Gerçekleştirilmek istenen 3. köprü projesi ormanlara, son kalan su kaynaklarımıza, halkın barınma hakkına, İstanbul’un tarihi ve kültürel alanlarına karşı sürdürülen savaşın planlarından birisidir. 3. Köprü Yerine İnsanca Yaşam Platformu olarak, eğer köprünün bizim bilmediğimiz yararlı bir amacı varsa, kamuoyuna duyurulmasını ve yetkililerin bizimle tartışmaya gelmelerini istiyoruz.

Eski başkan Gürtuna da köprüye karşı

İSTANBUL eski Büyükşehir Belediye Başkanı Ali Müfit Gürtuna, her yıl 200 bin yeni aracın trafiğe katıldığı İstanbul’da yapılacak üçüncü köprünün çok geçmeden bir dördüncüsünü zorunluluk haline getireceğine dikkat çekti. Boğaz’dan üçüncü geçişin tüp tünel olmasına karar verildiğini ve yapımının sürdüğünü anımsatan Gürtuna, “Şimdi geriye dönüp tekrar üçüncü köprü konusunun gündeme gelmesi, kuzey ormanlarına göz dikilmiş olması ile ilgili şüphelerimizi tetiklemektedir” diye konuştu.
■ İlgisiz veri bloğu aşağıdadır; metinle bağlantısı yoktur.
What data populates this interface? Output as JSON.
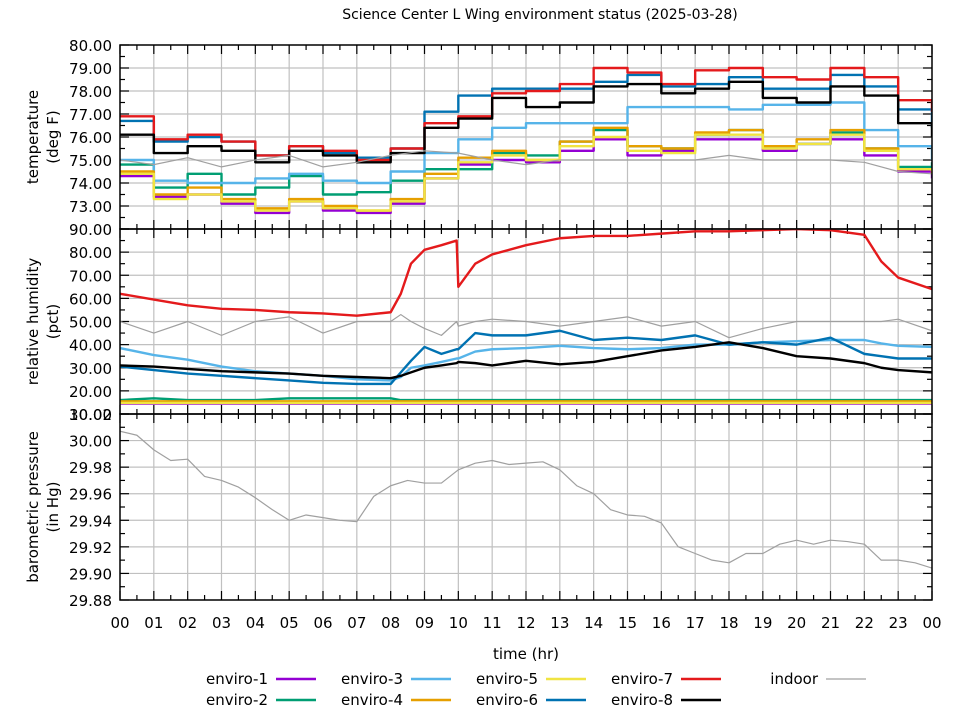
{
  "chart_data": [
    {
      "type": "line",
      "title": "Science Center L Wing environment status (2025-03-28)",
      "xlabel": "time (hr)",
      "ylabel": [
        "temperature",
        "(deg F)"
      ],
      "xlim": [
        0,
        24
      ],
      "ylim": [
        72,
        80
      ],
      "grid": true,
      "x_tick_labels": [
        "00",
        "01",
        "02",
        "03",
        "04",
        "05",
        "06",
        "07",
        "08",
        "09",
        "10",
        "11",
        "12",
        "13",
        "14",
        "15",
        "16",
        "17",
        "18",
        "19",
        "20",
        "21",
        "22",
        "23",
        "00"
      ],
      "y_tick_labels": [
        "73.00",
        "74.00",
        "75.00",
        "76.00",
        "77.00",
        "78.00",
        "79.00",
        "80.00"
      ],
      "y_tick_values": [
        73,
        74,
        75,
        76,
        77,
        78,
        79,
        80
      ],
      "x": [
        0,
        1,
        2,
        3,
        4,
        5,
        6,
        7,
        8,
        9,
        10,
        11,
        12,
        13,
        14,
        15,
        16,
        17,
        18,
        19,
        20,
        21,
        22,
        23,
        24
      ],
      "series": [
        {
          "name": "enviro-1",
          "color": "#9400d3",
          "values": [
            74.3,
            73.4,
            73.5,
            73.1,
            72.7,
            73.2,
            72.8,
            72.7,
            73.1,
            74.2,
            74.8,
            75.0,
            74.9,
            75.4,
            75.9,
            75.2,
            75.4,
            75.9,
            75.9,
            75.4,
            75.7,
            75.9,
            75.2,
            74.5,
            74.2
          ]
        },
        {
          "name": "enviro-2",
          "color": "#009e73",
          "values": [
            74.8,
            73.8,
            74.4,
            73.5,
            73.8,
            74.3,
            73.5,
            73.6,
            74.1,
            74.6,
            74.6,
            75.3,
            75.2,
            75.8,
            76.3,
            75.6,
            75.5,
            76.1,
            76.3,
            75.6,
            75.7,
            76.2,
            75.5,
            74.7,
            74.9
          ]
        },
        {
          "name": "enviro-3",
          "color": "#56b4e9",
          "values": [
            75.0,
            74.1,
            74.0,
            74.0,
            74.2,
            74.4,
            74.1,
            74.0,
            74.5,
            75.3,
            75.9,
            76.4,
            76.6,
            76.6,
            76.6,
            77.3,
            77.3,
            77.3,
            77.2,
            77.4,
            77.4,
            77.5,
            76.3,
            75.6,
            75.0
          ]
        },
        {
          "name": "enviro-4",
          "color": "#e69f00",
          "values": [
            74.5,
            73.5,
            73.8,
            73.3,
            72.9,
            73.3,
            73.0,
            72.8,
            73.3,
            74.4,
            75.1,
            75.4,
            75.0,
            75.8,
            76.4,
            75.6,
            75.5,
            76.2,
            76.3,
            75.6,
            75.9,
            76.3,
            75.5,
            74.6,
            74.4
          ]
        },
        {
          "name": "enviro-5",
          "color": "#f0e442",
          "values": [
            74.4,
            73.3,
            73.5,
            73.2,
            72.8,
            73.2,
            72.9,
            72.8,
            73.2,
            74.2,
            74.9,
            75.2,
            75.0,
            75.6,
            76.0,
            75.4,
            75.3,
            76.1,
            76.1,
            75.5,
            75.7,
            76.1,
            75.4,
            74.6,
            74.5
          ]
        },
        {
          "name": "enviro-6",
          "color": "#0072b2",
          "values": [
            76.7,
            75.8,
            76.0,
            75.8,
            75.2,
            75.6,
            75.3,
            75.1,
            75.5,
            77.1,
            77.8,
            78.1,
            78.1,
            78.1,
            78.4,
            78.7,
            78.2,
            78.3,
            78.6,
            78.1,
            78.1,
            78.7,
            78.2,
            77.2,
            76.4
          ]
        },
        {
          "name": "enviro-7",
          "color": "#e41a1c",
          "values": [
            76.9,
            75.9,
            76.1,
            75.8,
            75.2,
            75.6,
            75.4,
            75.0,
            75.5,
            76.6,
            76.9,
            77.9,
            78.0,
            78.3,
            79.0,
            78.8,
            78.3,
            78.9,
            79.0,
            78.6,
            78.5,
            79.0,
            78.6,
            77.6,
            77.1
          ]
        },
        {
          "name": "enviro-8",
          "color": "#000000",
          "values": [
            76.1,
            75.3,
            75.6,
            75.4,
            74.9,
            75.4,
            75.2,
            74.9,
            75.3,
            76.4,
            76.8,
            77.7,
            77.3,
            77.5,
            78.2,
            78.3,
            77.9,
            78.1,
            78.4,
            77.7,
            77.5,
            78.2,
            77.8,
            76.6,
            76.0
          ]
        },
        {
          "name": "indoor",
          "color": "#a0a0a0",
          "values": [
            75.0,
            74.8,
            75.1,
            74.7,
            75.0,
            75.2,
            74.7,
            74.9,
            75.2,
            75.4,
            75.3,
            75.0,
            74.8,
            75.0,
            75.0,
            75.0,
            75.0,
            75.0,
            75.2,
            75.0,
            75.0,
            75.0,
            74.9,
            74.5,
            74.4
          ]
        }
      ]
    },
    {
      "type": "line",
      "ylabel": [
        "relative humidity",
        "(pct)"
      ],
      "xlim": [
        0,
        24
      ],
      "ylim": [
        10,
        90
      ],
      "grid": true,
      "y_tick_labels": [
        "10.00",
        "20.00",
        "30.00",
        "40.00",
        "50.00",
        "60.00",
        "70.00",
        "80.00",
        "90.00"
      ],
      "y_tick_values": [
        10,
        20,
        30,
        40,
        50,
        60,
        70,
        80,
        90
      ],
      "x": [
        0,
        1,
        2,
        3,
        4,
        5,
        6,
        7,
        8,
        8.3,
        8.6,
        9,
        9.5,
        9.95,
        10,
        10.5,
        11,
        12,
        13,
        14,
        15,
        16,
        17,
        18,
        19,
        20,
        21,
        22,
        22.5,
        23,
        24
      ],
      "series": [
        {
          "name": "enviro-1",
          "color": "#9400d3",
          "values": [
            14.5,
            14.5,
            14.5,
            14.5,
            14.5,
            14.5,
            14.5,
            14.5,
            14.5,
            14.5,
            14.5,
            14.5,
            14.5,
            14.5,
            14.5,
            14.5,
            14.5,
            14.5,
            14.5,
            14.5,
            14.5,
            14.5,
            14.5,
            14.5,
            14.5,
            14.5,
            14.5,
            14.5,
            14.5,
            14.5,
            14.5
          ]
        },
        {
          "name": "enviro-2",
          "color": "#009e73",
          "values": [
            16.0,
            16.8,
            16.0,
            16.0,
            16.0,
            16.8,
            16.8,
            16.8,
            16.8,
            16.0,
            16.0,
            16.0,
            16.0,
            16.0,
            16.0,
            16.0,
            16.0,
            16.0,
            16.0,
            16.0,
            16.0,
            16.0,
            16.0,
            16.0,
            16.0,
            16.0,
            16.0,
            16.0,
            16.0,
            16.0,
            16.0
          ]
        },
        {
          "name": "enviro-3",
          "color": "#56b4e9",
          "values": [
            38.5,
            35.5,
            33.5,
            30.5,
            28.5,
            27.5,
            26.5,
            25.0,
            24.5,
            26.0,
            30.0,
            31.0,
            32.5,
            34.0,
            34.0,
            37.0,
            38.0,
            38.5,
            39.5,
            38.5,
            38.0,
            38.5,
            40.0,
            40.0,
            41.0,
            41.5,
            42.0,
            42.0,
            40.5,
            39.5,
            39.0
          ]
        },
        {
          "name": "enviro-4",
          "color": "#e69f00",
          "values": [
            15.5,
            15.5,
            15.5,
            15.5,
            15.5,
            15.5,
            15.5,
            15.5,
            15.5,
            15.5,
            15.5,
            15.5,
            15.5,
            15.5,
            15.5,
            15.5,
            15.5,
            15.5,
            15.5,
            15.5,
            15.5,
            15.5,
            15.5,
            15.5,
            15.5,
            15.5,
            15.5,
            15.5,
            15.5,
            15.5,
            15.5
          ]
        },
        {
          "name": "enviro-5",
          "color": "#f0e442",
          "values": [
            14.8,
            14.8,
            14.8,
            14.8,
            14.8,
            14.8,
            14.8,
            14.8,
            14.8,
            14.8,
            14.8,
            14.8,
            14.8,
            14.8,
            14.8,
            14.8,
            14.8,
            14.8,
            14.8,
            14.8,
            14.8,
            14.8,
            14.8,
            14.8,
            14.8,
            14.8,
            14.8,
            14.8,
            14.8,
            14.8,
            14.8
          ]
        },
        {
          "name": "enviro-6",
          "color": "#0072b2",
          "values": [
            30.5,
            29.0,
            27.5,
            26.5,
            25.5,
            24.5,
            23.5,
            23.0,
            23.0,
            28.0,
            33.0,
            39.0,
            36.0,
            38.0,
            38.0,
            45.0,
            44.0,
            44.0,
            46.0,
            42.0,
            43.0,
            42.0,
            44.0,
            40.0,
            41.0,
            40.0,
            43.0,
            36.0,
            35.0,
            34.0,
            34.0
          ]
        },
        {
          "name": "enviro-7",
          "color": "#e41a1c",
          "values": [
            62.0,
            59.5,
            57.0,
            55.5,
            55.0,
            54.0,
            53.5,
            52.5,
            54.0,
            62.0,
            75.0,
            81.0,
            83.0,
            85.0,
            65.0,
            75.0,
            79.0,
            83.0,
            86.0,
            87.0,
            87.0,
            88.0,
            89.0,
            89.0,
            89.5,
            90.0,
            89.5,
            87.5,
            76.0,
            69.0,
            64.0
          ]
        },
        {
          "name": "enviro-8",
          "color": "#000000",
          "values": [
            31.0,
            30.5,
            29.5,
            28.5,
            28.0,
            27.5,
            26.5,
            26.0,
            25.5,
            26.5,
            28.0,
            30.0,
            31.0,
            32.0,
            32.5,
            32.0,
            31.0,
            33.0,
            31.5,
            32.5,
            35.0,
            37.5,
            39.0,
            41.0,
            38.5,
            35.0,
            34.0,
            32.0,
            30.0,
            29.0,
            28.0
          ]
        },
        {
          "name": "indoor",
          "color": "#a0a0a0",
          "values": [
            50.0,
            45.0,
            50.0,
            44.0,
            50.0,
            52.0,
            45.0,
            50.0,
            50.0,
            53.0,
            50.0,
            47.0,
            44.0,
            50.0,
            48.0,
            50.0,
            51.0,
            50.0,
            48.0,
            50.0,
            52.0,
            48.0,
            50.0,
            43.0,
            47.0,
            50.0,
            50.0,
            50.0,
            50.0,
            51.0,
            46.0
          ]
        }
      ]
    },
    {
      "type": "line",
      "xlabel": "time (hr)",
      "ylabel": [
        "barometric pressure",
        "(in Hg)"
      ],
      "xlim": [
        0,
        24
      ],
      "ylim": [
        29.88,
        30.02
      ],
      "grid": true,
      "y_tick_labels": [
        "29.88",
        "29.90",
        "29.92",
        "29.94",
        "29.96",
        "29.98",
        "30.00",
        "30.02"
      ],
      "y_tick_values": [
        29.88,
        29.9,
        29.92,
        29.94,
        29.96,
        29.98,
        30.0,
        30.02
      ],
      "x": [
        0,
        0.5,
        1,
        1.5,
        2,
        2.5,
        3,
        3.5,
        4,
        4.5,
        5,
        5.5,
        6,
        6.5,
        7,
        7.5,
        8,
        8.5,
        9,
        9.5,
        10,
        10.5,
        11,
        11.5,
        12,
        12.5,
        13,
        13.5,
        14,
        14.5,
        15,
        15.5,
        16,
        16.5,
        17,
        17.5,
        18,
        18.5,
        19,
        19.5,
        20,
        20.5,
        21,
        21.5,
        22,
        22.5,
        23,
        23.5,
        24
      ],
      "series": [
        {
          "name": "indoor",
          "color": "#a0a0a0",
          "values": [
            30.007,
            30.004,
            29.993,
            29.985,
            29.986,
            29.973,
            29.97,
            29.965,
            29.957,
            29.948,
            29.94,
            29.944,
            29.942,
            29.94,
            29.939,
            29.958,
            29.966,
            29.97,
            29.968,
            29.968,
            29.978,
            29.983,
            29.985,
            29.982,
            29.983,
            29.984,
            29.978,
            29.966,
            29.96,
            29.948,
            29.944,
            29.943,
            29.938,
            29.92,
            29.915,
            29.91,
            29.908,
            29.915,
            29.915,
            29.922,
            29.925,
            29.922,
            29.925,
            29.924,
            29.922,
            29.91,
            29.91,
            29.908,
            29.904
          ]
        }
      ]
    }
  ],
  "legend": {
    "placement": "bottom",
    "items": [
      {
        "label": "enviro-1",
        "color": "#9400d3"
      },
      {
        "label": "enviro-2",
        "color": "#009e73"
      },
      {
        "label": "enviro-3",
        "color": "#56b4e9"
      },
      {
        "label": "enviro-4",
        "color": "#e69f00"
      },
      {
        "label": "enviro-5",
        "color": "#f0e442"
      },
      {
        "label": "enviro-6",
        "color": "#0072b2"
      },
      {
        "label": "enviro-7",
        "color": "#e41a1c"
      },
      {
        "label": "enviro-8",
        "color": "#000000"
      },
      {
        "label": "indoor",
        "color": "#a0a0a0"
      }
    ]
  }
}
Gürtuna, üçüncü köprünün güzergâhının Başbakan tarafından belirlendiğini, İstanbul Büyükşehir Belediye Başkanı Kadir Topbaş’a da bunun tebliğ edildiğini ve Topbaş’ın bu konuda bir inisiyatifinin bulunmadığını belirtti. Konunun İstanbul Büyükşehir Belediye Meclisi’nde değerlendirmeye açılacağını belirten Ali Müfit Gürtuna, Meclis üyelerini partizanlığı bir tarafa bırakmalarını ve İstanbul’un haklarını korumaya çağırdı.